Riot Police Injure Over 100 People Defending Standing Rock Burial Grounds

Cannon Ball, North Dakota- On Wednesday, November 2, law enforcement desecrated the burial grounds of Alma Parkin and Matilda Galpin, the indigenous women who once owned the Cannonball Ranch. As water protectors held a water ceremony, snipers shot at them from armored vehicles parked around the tree marking the graves.

Photo by Rob Wilson

Photo by Rob Wilson

Water protectors building a makeshift bridge across the Cannonball River were met by riot police firing less-than-lethal munitions at point blank range and indiscriminately blasting OC Spray on peaceful unarmed people. The bridge was torn down per the orders received by Morton County from the U.S. Army Corps of Engineers. Morton County police then unleashed pepper spray and tear gas on water protectors standing in the river with their hands in the air.

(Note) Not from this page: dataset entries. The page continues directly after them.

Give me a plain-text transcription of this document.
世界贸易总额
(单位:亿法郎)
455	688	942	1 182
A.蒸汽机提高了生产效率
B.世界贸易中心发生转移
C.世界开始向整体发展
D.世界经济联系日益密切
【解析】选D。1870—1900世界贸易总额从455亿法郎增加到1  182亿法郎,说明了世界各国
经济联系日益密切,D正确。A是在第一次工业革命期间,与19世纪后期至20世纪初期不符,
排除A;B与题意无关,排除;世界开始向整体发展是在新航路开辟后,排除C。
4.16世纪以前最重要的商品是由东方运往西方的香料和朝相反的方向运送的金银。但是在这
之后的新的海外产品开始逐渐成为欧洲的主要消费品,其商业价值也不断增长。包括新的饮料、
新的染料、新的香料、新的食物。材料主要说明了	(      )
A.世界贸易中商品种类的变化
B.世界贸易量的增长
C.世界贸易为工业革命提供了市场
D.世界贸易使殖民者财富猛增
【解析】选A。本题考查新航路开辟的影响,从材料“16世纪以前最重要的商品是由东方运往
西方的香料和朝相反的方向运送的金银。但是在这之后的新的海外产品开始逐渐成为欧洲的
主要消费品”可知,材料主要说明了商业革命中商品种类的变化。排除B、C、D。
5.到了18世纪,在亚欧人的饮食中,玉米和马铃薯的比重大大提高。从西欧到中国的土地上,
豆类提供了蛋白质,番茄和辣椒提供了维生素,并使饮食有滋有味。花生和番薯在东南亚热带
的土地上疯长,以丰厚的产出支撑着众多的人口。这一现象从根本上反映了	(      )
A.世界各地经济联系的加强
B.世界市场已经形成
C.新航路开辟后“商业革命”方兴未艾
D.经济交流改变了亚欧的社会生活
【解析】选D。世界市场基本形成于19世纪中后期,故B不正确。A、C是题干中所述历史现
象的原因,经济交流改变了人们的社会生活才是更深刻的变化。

A teenage boy was shot in the back by a rubber bullet at point blank range, causing him to cough up blood. He was examined on site by Dr. Jesse Lopez who confirmed that the young man did not go to the hospital. In addition to the young man, two additional people were shot at and hit with rubber bullets.  Over 100 were injured in total and the camp’s medical facilities were overwhelmed.  

Photo supplied by Indigenous Environmental Network

Photo supplied by Indigenous Environmental Network

According to reports, protectors began falling back from the shoreline in a “domino effect” and medics laid tarps across the grass to treat the wounded whose entire bodies were covered in pepper spray. Many people worked to haul protectors by boat back to the south side of theriver to receive treatment for mild hypothermia and chemical burns.

Photo by Rob Wilson

Photo by Rob Wilson

Police continue to monitor throughout the nights. High powered flood lights have been posted all along the hills surrounding DAPL’s drill pad where they intend to drill under the Missouri River. The pad has been fortified with concrete walls and razor wire as the company works around the clock.

Eryn Wise, International Indigenous Youth Council, “Members of our youth council were again among the first to be wounded while in the water today, trying to rescue their relatives from being hurt. I spent an hour washing pepper spray from their hair and faces. They asked me, ‘When will this end?’ I had no answer.”

Linda Black Elk, Standing Rock Medic and Healer Council, “As I used milk of magnesia to treat pepper spray victims, I looked towards the river the sight that met my eyes was horrific. Rows upon rows of white armored militarized police were firing indiscriminately into the water at brown people who were swimming, risking hypothermia, and rowing kayaks and canoes to protect the water and stop a pipeline.”

LaDonna Bravebull Allard, Sacred Stone Camp, “They parked their armored cars on the graves of Matilda Gaplin, Eagle That Looks At Woman, and her are her daughters Louisa DeGrey Van Solen and Alma Parkins who once owned the Cannon Ball Ranch. Next to her is her husband Charles Parkins, and 11 babies. These are famous people for us here in Indian country. Matilda was the only woman to sign the Fort Laramie Treaty of 1868. Louisa was the first school teacher on Standing Rock. I am deeply hurt to see the desecration of their graves.”